This morning, Ireland’s Central Statistics Office (CSO) has released its inflation figures for March 2013. The monthly headline Consumer Price Index (CPI) increased by 0.4% compared to February 2013, and is still only up a modest 0.5% year-on-year. March’s results mirror those of December, November, October and September, and continue a subdued annual inflation trend seen in recent months compared with the 2%+ that pertained before January 2011.
Housing has stopped being the biggest driver of annual inflation, mostly because mortgage costs have been declining – by 7.0% in the past year, as ECB rate cuts and greater scrutiny of variable mortgage interest rates take effect. Just a few months ago, mortgage interest was rising by 20% per annum, and as mortgage interest costs account for over 5% of the basket which measures inflation, the impact on inflation was substantial.
Energy costs in homes on the other hand, which account for over 5% of the total basket examined by the CSO, have risen by 5.4% in the past 12 months, mostly driven by the 9% price hikes at the ESB, and in October 2012 at Bord Gais.
Elsewhere, private rents rose by a stonking 1.0% in the month of March 2013 – this after modest increases in February and January but bigger increases in previous months: 0.7% in December, 0.6% in November, 0.7% in October and 0.9% in September 2012. Over the past year, such rents are up by 2.9% according to the CSO – there is some small rounding in the figures above which show 3.4%.
It seems that in our financial crisis, the big correction in rent took place in 2009 with a 19% maximum decline, compared to a decline of just 1.4% for all of 2010. Since the start of 2011 there has been a 8.3% increase (mostly recorded in February and October 2011 and February and September/October/November 2012 and March 2013).
Rent assistance levels have not been affected by the recent Budget 2013, neither the rates nor contribution have changed.
One really has to wonder if the rent increases are sustainable. Wages falling, taxes increasing, and get rents keep going up.
@Stephen, it’s a tug of war between landlords and tenants. Ireland doesn’t have enough large-scale landlords to have cartel pricing, but landlords face actual cost pressures and perhaps just as importantly, the elimination of underlying increases in the property which hitherto subsidised rents.
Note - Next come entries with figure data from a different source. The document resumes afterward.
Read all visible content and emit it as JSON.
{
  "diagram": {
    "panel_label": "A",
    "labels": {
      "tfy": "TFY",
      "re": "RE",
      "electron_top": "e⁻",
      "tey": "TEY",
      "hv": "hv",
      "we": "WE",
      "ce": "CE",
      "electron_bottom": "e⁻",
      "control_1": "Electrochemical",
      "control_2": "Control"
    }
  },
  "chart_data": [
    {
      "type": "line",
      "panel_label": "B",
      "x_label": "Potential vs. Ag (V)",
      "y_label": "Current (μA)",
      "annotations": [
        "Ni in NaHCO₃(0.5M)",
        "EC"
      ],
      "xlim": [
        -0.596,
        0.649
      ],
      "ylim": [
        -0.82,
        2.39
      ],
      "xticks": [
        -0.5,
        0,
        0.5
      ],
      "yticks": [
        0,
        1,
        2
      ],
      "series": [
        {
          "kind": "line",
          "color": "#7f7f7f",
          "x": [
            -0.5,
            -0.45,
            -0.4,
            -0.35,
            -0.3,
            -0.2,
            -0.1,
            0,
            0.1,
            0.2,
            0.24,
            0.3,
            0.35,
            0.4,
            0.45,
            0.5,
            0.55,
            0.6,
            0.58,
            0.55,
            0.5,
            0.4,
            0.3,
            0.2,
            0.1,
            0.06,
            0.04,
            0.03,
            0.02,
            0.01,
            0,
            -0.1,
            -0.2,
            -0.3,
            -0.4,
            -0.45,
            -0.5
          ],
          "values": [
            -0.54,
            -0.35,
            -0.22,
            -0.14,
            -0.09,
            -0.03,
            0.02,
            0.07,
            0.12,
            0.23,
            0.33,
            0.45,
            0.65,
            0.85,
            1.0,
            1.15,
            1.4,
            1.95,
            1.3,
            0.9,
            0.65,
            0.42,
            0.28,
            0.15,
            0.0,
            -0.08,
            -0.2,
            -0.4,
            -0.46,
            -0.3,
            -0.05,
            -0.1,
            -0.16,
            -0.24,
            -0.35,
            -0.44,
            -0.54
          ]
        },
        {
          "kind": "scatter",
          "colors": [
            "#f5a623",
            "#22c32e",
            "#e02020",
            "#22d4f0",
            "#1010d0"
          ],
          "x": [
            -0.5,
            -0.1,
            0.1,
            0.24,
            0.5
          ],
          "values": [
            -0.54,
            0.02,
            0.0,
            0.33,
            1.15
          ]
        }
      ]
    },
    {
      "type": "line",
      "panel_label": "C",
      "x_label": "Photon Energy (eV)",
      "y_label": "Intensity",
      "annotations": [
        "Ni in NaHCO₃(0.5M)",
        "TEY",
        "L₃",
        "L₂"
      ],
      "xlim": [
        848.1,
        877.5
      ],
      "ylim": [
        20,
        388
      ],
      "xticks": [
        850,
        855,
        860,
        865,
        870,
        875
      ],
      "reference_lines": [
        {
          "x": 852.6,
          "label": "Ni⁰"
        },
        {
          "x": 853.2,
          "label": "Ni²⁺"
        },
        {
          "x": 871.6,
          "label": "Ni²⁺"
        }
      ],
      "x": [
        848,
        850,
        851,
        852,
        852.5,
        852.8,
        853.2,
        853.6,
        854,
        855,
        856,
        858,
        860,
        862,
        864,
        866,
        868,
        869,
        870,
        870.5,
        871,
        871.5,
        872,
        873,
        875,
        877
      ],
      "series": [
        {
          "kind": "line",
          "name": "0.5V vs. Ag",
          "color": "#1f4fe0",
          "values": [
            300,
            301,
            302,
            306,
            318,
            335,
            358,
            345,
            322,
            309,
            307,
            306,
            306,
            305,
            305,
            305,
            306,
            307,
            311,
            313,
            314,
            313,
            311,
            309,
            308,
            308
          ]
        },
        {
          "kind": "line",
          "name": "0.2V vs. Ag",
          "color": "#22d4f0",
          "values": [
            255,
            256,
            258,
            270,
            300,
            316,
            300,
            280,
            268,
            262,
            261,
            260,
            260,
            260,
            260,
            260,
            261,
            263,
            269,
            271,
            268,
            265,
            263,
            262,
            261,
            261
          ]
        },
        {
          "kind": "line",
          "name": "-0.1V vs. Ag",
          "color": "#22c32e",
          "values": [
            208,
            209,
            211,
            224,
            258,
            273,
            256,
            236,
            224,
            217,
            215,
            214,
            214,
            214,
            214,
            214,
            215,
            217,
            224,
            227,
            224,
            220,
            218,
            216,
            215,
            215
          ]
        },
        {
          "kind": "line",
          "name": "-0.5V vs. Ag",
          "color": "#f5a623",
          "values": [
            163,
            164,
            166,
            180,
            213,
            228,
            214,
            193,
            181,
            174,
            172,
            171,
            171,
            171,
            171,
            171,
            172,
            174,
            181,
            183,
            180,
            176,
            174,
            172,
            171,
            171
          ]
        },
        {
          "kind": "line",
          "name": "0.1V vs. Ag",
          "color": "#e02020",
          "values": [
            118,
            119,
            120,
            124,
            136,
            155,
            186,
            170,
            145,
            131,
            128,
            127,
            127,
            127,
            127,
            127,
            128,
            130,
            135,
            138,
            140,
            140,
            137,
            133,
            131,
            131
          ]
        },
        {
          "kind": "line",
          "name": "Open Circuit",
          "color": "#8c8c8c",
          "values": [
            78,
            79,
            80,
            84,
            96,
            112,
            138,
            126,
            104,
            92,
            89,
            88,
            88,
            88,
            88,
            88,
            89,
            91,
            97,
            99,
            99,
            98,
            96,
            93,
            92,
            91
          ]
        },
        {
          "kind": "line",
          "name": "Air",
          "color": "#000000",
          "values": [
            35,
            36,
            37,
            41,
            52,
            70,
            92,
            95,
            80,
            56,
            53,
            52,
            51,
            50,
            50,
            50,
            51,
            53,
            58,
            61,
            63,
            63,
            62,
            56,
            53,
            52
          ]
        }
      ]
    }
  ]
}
And on the other side of the rope, you have factors such as you describe and you could add vacant property (in some areas), falling populations in some areas and stricter cost control when granting rent assistance.
As mentioned by many property experts… there is the YIELD ratio. What they mean is the cost of the property to the annual rental income.
For example…. a property costing 165 K… renting for 800e a month, gives an annual yield of 5.8% approximately.
This of course is a extremely crude method of judging a property’s value, because it ignores the cost of holding the property.
For example, if I bought a property for 1 euro, and I rented it for 1 euro per year, my yield would be 100%. A great return. However if the annual cost to the landlord of holding the property is 2 euro / year, does it look like a good investment now?
Obviously not.
Property porn experts fail to mention the ratio of annual rental income to the cost of holding the property excluding mortgage costs. I reckon some apartments in Dublin must be getting close to 3500 euro / year just to rent out, and that’s not including water charges or the soon to be mandatory TV license fee ( which once made mandatory will rise exponentially in cost).
For a landlord… rents less than 800e / month are almost not worth it, due to costs heavily eating into the annual income.
After property costs have been deducted from the annual rental income, What little there is left is now subjected to income tax.
So to sum up… there are two important yields to remember with property.
1) The buying price to annual income ratio.
2) The property management costs to annual income ratio.
Both are vitally important, yet many property experts consistently ignore the second point.
Below a certain rental threshold, the costs associated with being a landlord greatly outweigh the benefits.
This of course puts pressure on Landlords, which of course gets transferred onto Tenants, which puts pressure on employers, which puts pressure on the Cost of Competitiveness for the country.
Whole country swimming in houses, wages are down, 50,000+ people emigrating per annum, taxes increasing, and residential rents are going up?
They are going up, because priority number one of government is to protect landlord and landlord incomes, with the excuse that this is to protect the banks.
Other priorities come a very poor second to landlords. You may ask why.
Cui bono.
TD’s and the political allies probably contain the largest proportion of landlords than any other work group.
The salaries and expenses are obviously not enough for TDs.
The country has to be destroyed to keep up their rental incomes up as well.
Its all about affordability.If rents go up (which they are) and wages don’t go up (which they won’t) well something happens.Nett result is another crash and this time in the rental /landlord area.Will we ever learn!!!!
There are currently 1/2 the number of properties to rent in my town as there was this time last year. Supply is being severely restricted by lots of government bodies and banks as joseph ryan explained above. The question is how long can Nama and all the rest get away with it?
Frank Daly last year said he was going to kick some tires to get the housing market going. Outside South Dublin it hasn’t happened.
Nama are looking at making huge losses and they know it.
The only question I have is how much longer can they keep the show on the road?
It would appear that if the CSO numbers are correct that this is one area of the domestic economy which isn’t contracting.